AndyNemmity 4 hours ago | parent [-]

Yeah, I Blind A/B test everything, and a lot.

But I don't expect anyone to every use my stuff. It's complicated as hell. But it's for me, and it works without me having to remotely think about the complexity.

I love that.

BOOSTERHIDROGEN 5 hours ago | parent | prev [-]

This is how similarly we collectively approach Taylorism, isn't it? However, the world favors capitalism, of which Taylorism becomes a handy scaffolding.

gavmor 5 hours ago | parent | prev | next [-]

Naming things is such a hard problem that many devs don't even bother trying.

That being said, this post is full of reasonable assertions, so I'm looking forward to experimenting with this... whatever it is.

fragmede 4 hours ago | parent [-]

Wait, shit, are people using LLMs to name things now? I'm definitely out of a job then!

y-curious 6 hours ago | parent | prev | next [-]

Thanks for this, going to steal a lot of this. I would install your plugin, but I worry about being able to delete it later. I also think that each one of these is better served customized to a developer. That said, I'm still going to grab some of these, thanks!

bvirkler 4 hours ago | parent [-]

A plugin is just a set of files, right? why wouldn't you be able to delete it later?

gosukiwi 5 hours ago | parent | prev | next [-]

I wonder how does this compare to superpowers

AndyNemmity 4 hours ago | parent | prev | next [-]

This is why I created the /do router, to route to all skills. I also have anti rationalization, progressive context discovery etc.

I only make it for me, so it's a bit complex and targeted towards me, and what I do, but it's pretty easy to adjust things.

https://github.com/notque/vexjoy-agent

Working on reading through Agent Skills, it seems we've converged on a lot of the same points, and I've never seen it, so trying to get an understanding of it.

Edit 1: I don't like all the commands. I just rely on a single router to automatically decide what I want, and that feels like the most reasonable way to me to communicate with it.

I don't want to remember things. And that's the way for me to scale the number of skills and activities. I don't have to think about them.

Edit 2: We have very different routers.

https://github.com/addyosmani/agent-skills/blob/f504276d8e07...

vs

https://github.com/notque/vexjoy-agent/blob/main/skills/do/S...

I personally wouldn't call theirs an intelligent router. They are dancing between a few different skills. We have extremely different setups there.

But of course, I'm using way more context to get it done. I'm even sending it out to Haiku to build the route choices.

I choose to use tokens to make things better for myself, not everyone would make the same choice, so I certainly see why they are using a few skills, and composing them.

Edit 3: This is much easier for a user to wrap their head around because there's much less.

I am only focused on the best improvements I can make that show value for my use cases. This is straight foward to reason about.

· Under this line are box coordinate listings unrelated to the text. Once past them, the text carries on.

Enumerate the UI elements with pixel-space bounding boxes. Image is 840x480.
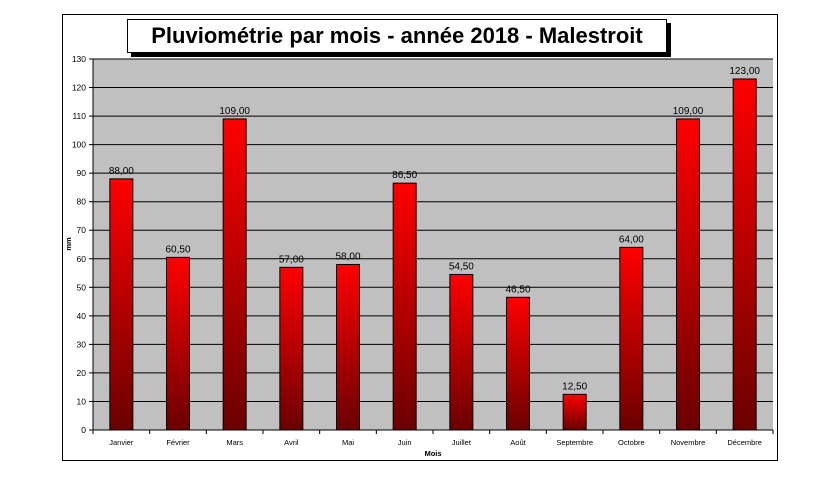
x-tick-label: Octobre <box>618 438 645 447</box>
x-tick-label: Décembre <box>727 438 762 447</box>
bar-Décembre <box>732 78 757 431</box>
data-label: 57,00 <box>279 254 304 265</box>
bar-Juin <box>392 182 417 431</box>
data-label: 46,50 <box>505 284 530 295</box>
y-tick-label: 40 <box>77 311 87 321</box>
chart-frame <box>62 14 778 461</box>
plot-area <box>93 59 773 430</box>
x-tick-label: Janvier <box>109 438 134 447</box>
data-label: 54,50 <box>449 261 474 272</box>
y-tick-label: 20 <box>77 368 87 378</box>
x-axis-label: Mois <box>424 449 441 458</box>
bar-Mars <box>222 118 247 431</box>
y-tick-label: 60 <box>77 254 87 264</box>
data-label: 109,00 <box>673 106 704 117</box>
data-label: 64,00 <box>619 234 644 245</box>
y-tick-label: 110 <box>72 111 86 121</box>
bar-Octobre <box>619 246 644 431</box>
x-tick-label: Août <box>510 438 526 447</box>
x-tick-label: Juillet <box>452 438 472 447</box>
data-label: 58,00 <box>335 251 360 262</box>
data-label: 60,50 <box>165 244 190 255</box>
bar-Juillet <box>449 273 474 431</box>
x-tick-label: Novembre <box>671 438 706 447</box>
data-label: 88,00 <box>109 166 134 177</box>
bar-Avril <box>279 266 304 431</box>
x-tick-label: Mars <box>226 438 243 447</box>
x-tick-label: Avril <box>284 438 299 447</box>
x-tick-label: Février <box>166 438 190 447</box>
bar-Novembre <box>676 118 700 431</box>
x-tick-label: Juin <box>398 438 412 447</box>
x-tick-label: Mai <box>342 438 354 447</box>
y-tick-label: 80 <box>77 197 87 207</box>
y-tick-label: 100 <box>72 140 86 150</box>
y-tick-label: 0 <box>81 425 86 435</box>
x-tick-label: Septembre <box>556 438 593 447</box>
y-axis-label: mm <box>64 237 73 251</box>
bar-Février <box>166 256 190 431</box>
bar-Mai <box>336 263 360 431</box>
y-tick-label: 120 <box>72 83 86 93</box>
y-tick-label: 10 <box>77 396 87 406</box>
data-label: 123,00 <box>729 66 760 77</box>
bar-Septembre <box>562 393 587 431</box>
data-label: 109,00 <box>219 106 250 117</box>
y-tick-label: 90 <box>77 168 87 178</box>
y-tick-label: 130 <box>72 54 86 64</box>
chart-title: Pluviométrie par mois - année 2018 - Mal… <box>127 19 667 53</box>
bar-Janvier <box>109 178 134 431</box>
y-tick-label: 70 <box>77 225 87 235</box>
data-label: 86,50 <box>392 170 417 181</box>
data-label: 12,50 <box>562 381 587 392</box>
y-tick-label: 30 <box>77 339 87 349</box>
y-tick-label: 50 <box>77 282 87 292</box>
bar-Août <box>506 296 530 431</box>
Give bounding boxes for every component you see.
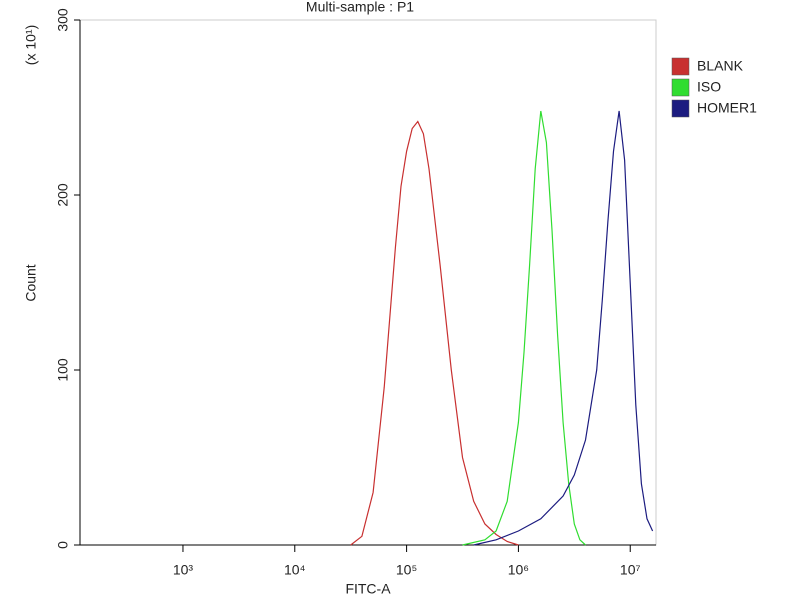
legend-label: BLANK [697,58,744,74]
x-tick-label: 10⁷ [620,562,641,578]
legend-label: ISO [697,79,721,95]
legend-label: HOMER1 [697,100,757,116]
x-tick-label: 10⁶ [508,562,529,578]
legend-swatch [671,57,690,76]
y-tick-label: 300 [55,8,71,32]
x-tick-label: 10⁵ [396,562,417,578]
y-multiplier: (x 10¹) [23,25,39,65]
x-axis-label: FITC-A [345,581,391,597]
legend-swatch [671,78,690,97]
y-tick-label: 100 [55,358,71,382]
x-tick-label: 10³ [173,562,194,578]
series-line [462,110,586,546]
legend-swatch [671,99,690,118]
series-line [473,110,654,546]
x-tick-label: 10⁴ [284,562,306,578]
y-tick-label: 200 [55,183,71,207]
chart-title: Multi-sample : P1 [306,0,414,15]
y-tick-label: 0 [55,541,71,549]
plot-frame [79,19,657,546]
y-axis-label: Count [23,264,39,301]
series-line [350,120,519,546]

This seems like a nice way to get the best concepts for people trying to understand them. I commend them for a clean, simple approach.

Edit 4: Yeah, I think there are some things I can learn from them which is always good.

I especially like simple decisions like collapsing the install details for each harness in the readme.

I'm going to read over the entire thing and look for opportunities to improve my stuff.

We are all working together, learning, testing, building, trying to find the best way to implement things.

encoderer 7 hours ago | parent | prev [-]

I adopted a couple of these, the api design and ui testing ones have been particularly helpful.